Although the villa is not formally recognised for its historical value, the property is viewed as having local historical significance.
It was occupied since the earliest days of Pakeha settlement in Otago.
Hawksbury Village may have been named after the house built on the property by the Orbell family about 1850, a heritage report for the council states.
The villa still in existence was constructed by George and Elizabeth Schultze about 1890.
Puke Ora — as the site was known in 1918 — was bought by former publican Patrick Toomey and was described as a dwelling of 12 rooms.
The Toomey family owned the property through most of the 20th century.
It is now owned by Norbill Estate Ltd, of which Warwick Williamson is the sole shareholder.
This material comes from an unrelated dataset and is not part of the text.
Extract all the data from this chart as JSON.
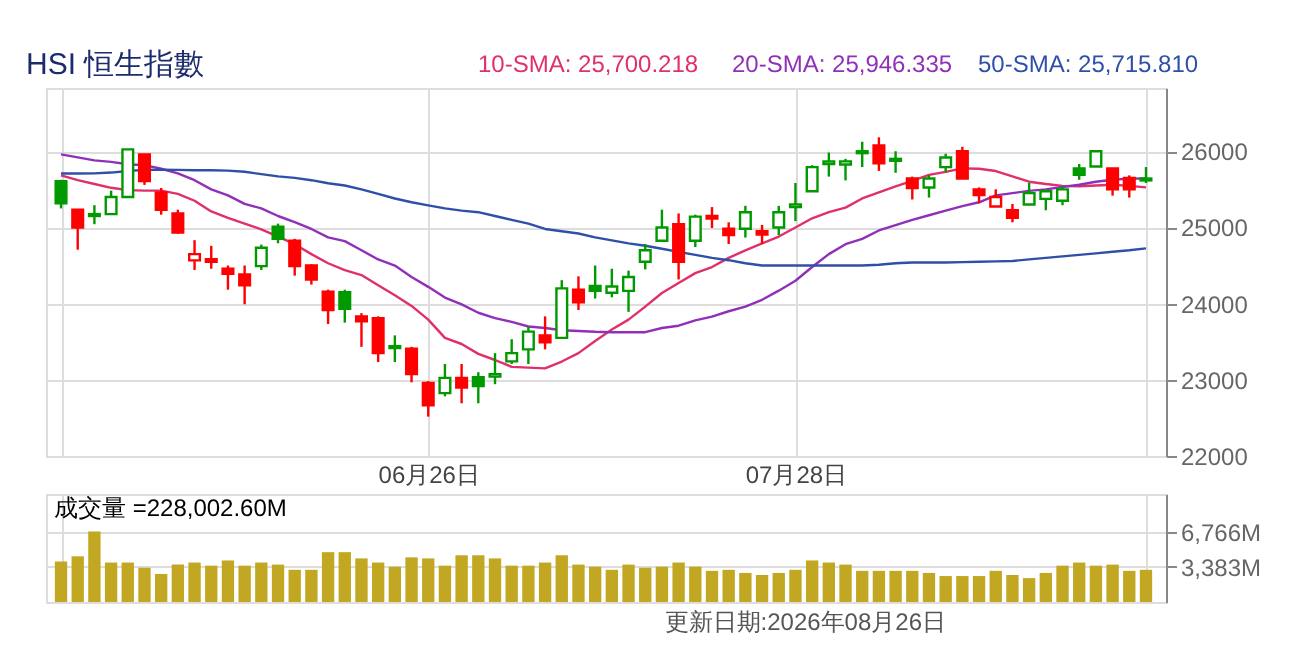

Mr Williamson’s application stated he was reluctant to demolish the villa.
The applicant proposed that a rural lot of 3.1ha should be created around the villa and the balance of the site, 28.8ha, would remain as a farm.
The homestead was occupied until recently by tenants and family members.
It was falling into disrepair, but it was not beyond repair, the applicant stated.
The council’s heritage report described a substantial timber villa in ‘‘fair’’ condition, and most of the historical interior and exterior remained intact.
Consultant planner Shane Roberts said the subdivision proposal was contrary to the key objectives and policies of the proposed second-generation district plan and the extent of positive effects associated with the application was unclear.
The hearings committee met on Monday and committee members were awaiting further information from council staff.